The Cisco Network-Based IPSec VPN Solution Release 1.5 is a network-based IP security (IPSec) Virtual Private Network (VPN) integrated solution that allows a service provider to offer scalable services to securely connect remote locations to a customer's corporate VPN network.
The Cisco network-based IPSec VPN solution Release 1.5 leverages the Cisco 7200 series router as an IPSec aggregator router or as an IPSec aggregator+provider edge (PE) router to integrate IPSec VPNs into MPLS-based VPNs or Layer 2 VPNs.
System Requirements
Hardware and Software Components
The key hardware components for Cisco network-based IPSec VPN solution Release 1.5 are the Cisco 7200 series routers with the Cisco 7200 Series Network Processing Engine (NPE) G1, Cisco 7200 Series Network Processing Engine (NPE) 400, the Integrated Services Adapter (ISA), and the VPN Acceleration Module (VAM).
The following Cisco platforms can be used as customer premises equipment at the remote locations for IPSec termination to the Cisco 7200 series router:
Cisco PIX Firewall with EzVPN client
Cisco VPN 3002 hardware client
Cisco 800 series routers
Cisco 1700 series routers
Cisco 2600 series routers
Cisco 3600 series routers
Cisco 7200 series routers
See the Related Documentation section for more information on these routers. See Table 1 for information on solution components.
Catalyst 6000 family switches with Supervisor Engine 2
Cisco 7100 series routers
Cisco 7200 series routers
Determining Software Versions
Cisco IOS Software
To determine the version of Cisco IOS software currently running, log in to the router and enter the show version EXEC command. The following sample output from the show version command indicates the version number on the second output line:
Router> show version
Cisco Internetwork Operating System Software
IOS (tm) 12.1 Software c5300-i-mz, Version 12.1(6), RELEASE SOFTWARE
Caveats
Open Caveats—Cisco Network-Based IPSec VPN Solution 1.5
Table 3 Open Caveats
Identifier
Description
Explanation/Workaround
CSCdz75630
Configuring IPSec to MPLS solution with the IP addresses on the interface facing the MPLS-PE and the pool addresses in the same subnet causes an ARP resolution problem in the VRF. This prevents traffic flow.
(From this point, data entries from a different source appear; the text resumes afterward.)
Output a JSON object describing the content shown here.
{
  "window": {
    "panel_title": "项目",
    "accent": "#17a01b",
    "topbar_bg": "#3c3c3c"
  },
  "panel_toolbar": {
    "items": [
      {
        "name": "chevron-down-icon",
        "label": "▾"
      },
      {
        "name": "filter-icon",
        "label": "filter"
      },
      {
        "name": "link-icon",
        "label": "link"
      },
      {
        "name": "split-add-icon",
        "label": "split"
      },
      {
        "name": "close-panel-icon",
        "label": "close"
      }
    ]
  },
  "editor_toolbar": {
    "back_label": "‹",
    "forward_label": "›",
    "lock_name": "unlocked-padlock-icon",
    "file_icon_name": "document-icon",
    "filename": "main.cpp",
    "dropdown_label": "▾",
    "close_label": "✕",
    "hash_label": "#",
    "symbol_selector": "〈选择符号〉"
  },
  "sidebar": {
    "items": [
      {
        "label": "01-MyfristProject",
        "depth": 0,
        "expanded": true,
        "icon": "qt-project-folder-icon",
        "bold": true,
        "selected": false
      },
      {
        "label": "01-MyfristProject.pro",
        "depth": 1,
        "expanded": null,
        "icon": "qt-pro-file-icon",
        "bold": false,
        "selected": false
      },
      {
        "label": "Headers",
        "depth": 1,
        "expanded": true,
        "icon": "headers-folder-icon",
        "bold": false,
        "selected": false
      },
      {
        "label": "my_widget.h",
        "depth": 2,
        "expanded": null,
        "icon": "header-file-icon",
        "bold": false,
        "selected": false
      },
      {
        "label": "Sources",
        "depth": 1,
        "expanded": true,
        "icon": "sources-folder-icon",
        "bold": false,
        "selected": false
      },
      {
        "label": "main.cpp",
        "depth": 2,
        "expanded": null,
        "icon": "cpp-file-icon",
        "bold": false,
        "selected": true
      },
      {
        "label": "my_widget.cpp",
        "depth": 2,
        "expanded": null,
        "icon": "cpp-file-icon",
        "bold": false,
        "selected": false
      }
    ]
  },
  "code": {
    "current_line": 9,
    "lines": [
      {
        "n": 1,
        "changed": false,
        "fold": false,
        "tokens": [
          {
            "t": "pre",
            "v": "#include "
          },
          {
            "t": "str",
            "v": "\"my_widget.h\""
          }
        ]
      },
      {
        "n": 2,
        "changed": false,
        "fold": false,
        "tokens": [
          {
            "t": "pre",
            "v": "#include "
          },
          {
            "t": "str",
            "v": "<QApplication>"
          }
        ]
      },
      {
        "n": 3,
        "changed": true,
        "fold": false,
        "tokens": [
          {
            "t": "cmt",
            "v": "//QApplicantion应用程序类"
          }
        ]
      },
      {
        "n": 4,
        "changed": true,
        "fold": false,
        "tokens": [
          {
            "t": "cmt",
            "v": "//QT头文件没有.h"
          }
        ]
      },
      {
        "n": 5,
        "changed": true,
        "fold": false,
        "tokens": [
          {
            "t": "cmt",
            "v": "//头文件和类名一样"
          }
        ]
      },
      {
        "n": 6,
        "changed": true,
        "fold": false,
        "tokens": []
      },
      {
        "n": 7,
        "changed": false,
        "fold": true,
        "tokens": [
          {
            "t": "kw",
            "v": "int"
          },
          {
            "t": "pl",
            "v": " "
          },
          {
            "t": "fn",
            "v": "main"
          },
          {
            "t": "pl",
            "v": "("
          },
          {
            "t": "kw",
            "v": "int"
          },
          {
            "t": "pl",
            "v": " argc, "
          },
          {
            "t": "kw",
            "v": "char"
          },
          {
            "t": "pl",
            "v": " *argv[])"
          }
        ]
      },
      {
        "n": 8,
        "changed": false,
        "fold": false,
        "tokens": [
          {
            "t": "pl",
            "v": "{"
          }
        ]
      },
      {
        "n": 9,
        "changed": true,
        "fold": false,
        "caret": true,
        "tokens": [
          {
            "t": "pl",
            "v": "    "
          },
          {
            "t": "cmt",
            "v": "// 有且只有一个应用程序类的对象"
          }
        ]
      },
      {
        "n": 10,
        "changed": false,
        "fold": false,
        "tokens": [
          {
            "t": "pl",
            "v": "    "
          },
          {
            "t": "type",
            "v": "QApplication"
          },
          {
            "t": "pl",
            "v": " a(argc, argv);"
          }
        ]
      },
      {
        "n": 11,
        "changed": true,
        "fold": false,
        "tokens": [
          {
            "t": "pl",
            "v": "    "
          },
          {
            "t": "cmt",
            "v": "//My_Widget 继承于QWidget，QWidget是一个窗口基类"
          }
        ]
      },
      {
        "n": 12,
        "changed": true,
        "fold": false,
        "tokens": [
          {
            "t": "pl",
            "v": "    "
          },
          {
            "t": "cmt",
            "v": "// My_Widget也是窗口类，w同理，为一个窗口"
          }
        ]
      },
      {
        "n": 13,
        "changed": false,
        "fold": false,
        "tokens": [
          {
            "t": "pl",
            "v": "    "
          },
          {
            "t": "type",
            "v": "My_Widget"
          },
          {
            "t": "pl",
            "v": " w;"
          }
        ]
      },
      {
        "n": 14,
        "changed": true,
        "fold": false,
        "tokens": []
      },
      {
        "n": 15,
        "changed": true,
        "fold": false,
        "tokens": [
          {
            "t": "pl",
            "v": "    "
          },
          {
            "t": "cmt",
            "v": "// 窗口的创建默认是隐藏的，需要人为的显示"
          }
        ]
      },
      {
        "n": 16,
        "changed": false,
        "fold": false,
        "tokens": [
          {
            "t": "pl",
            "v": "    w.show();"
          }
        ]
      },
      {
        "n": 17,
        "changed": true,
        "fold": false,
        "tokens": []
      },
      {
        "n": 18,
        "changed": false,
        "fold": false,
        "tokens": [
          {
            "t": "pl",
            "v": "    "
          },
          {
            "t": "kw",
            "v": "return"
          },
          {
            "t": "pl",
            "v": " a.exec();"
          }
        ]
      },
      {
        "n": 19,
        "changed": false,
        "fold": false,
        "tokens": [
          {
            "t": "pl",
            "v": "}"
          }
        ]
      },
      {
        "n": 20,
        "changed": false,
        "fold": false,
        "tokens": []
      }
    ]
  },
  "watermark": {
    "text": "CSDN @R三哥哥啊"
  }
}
Add a static arp entry on the IPSec concentrator for the IP address on the MPLS-PE.
CSCdy73051
There are no VRF aware show commands to help troubleshoot problems.
New feature request.
CSCdy37971
The IPSec MIB stores extraneous data in the IKE peer table and returns the same extraneous data when SNMP get requests are issued.
None.
CSCdz13072
Fragmentation is not working for GRE IP to MPLS packets in the CEF path. This is because MPLS fragmentation is not supported into GRE tunnels.
Configure "tag mtu 65000" on both ends of the GRE tunnel.
CSCdz15390
Packets are not forwarded from IPSec to MPLS when software crypto is used on a router acting as an IPSec aggregator and an MPLS PE.
Use hardware encryption.
CSCea07470
In the site-to-site IPSec VPN Solution for Service Providers, when the CPE is performing fragmentation before encryption, there is no problem. But when the CPE is performing fragmentation after encryption, some packets are routed through the GRF interface of the concentrator.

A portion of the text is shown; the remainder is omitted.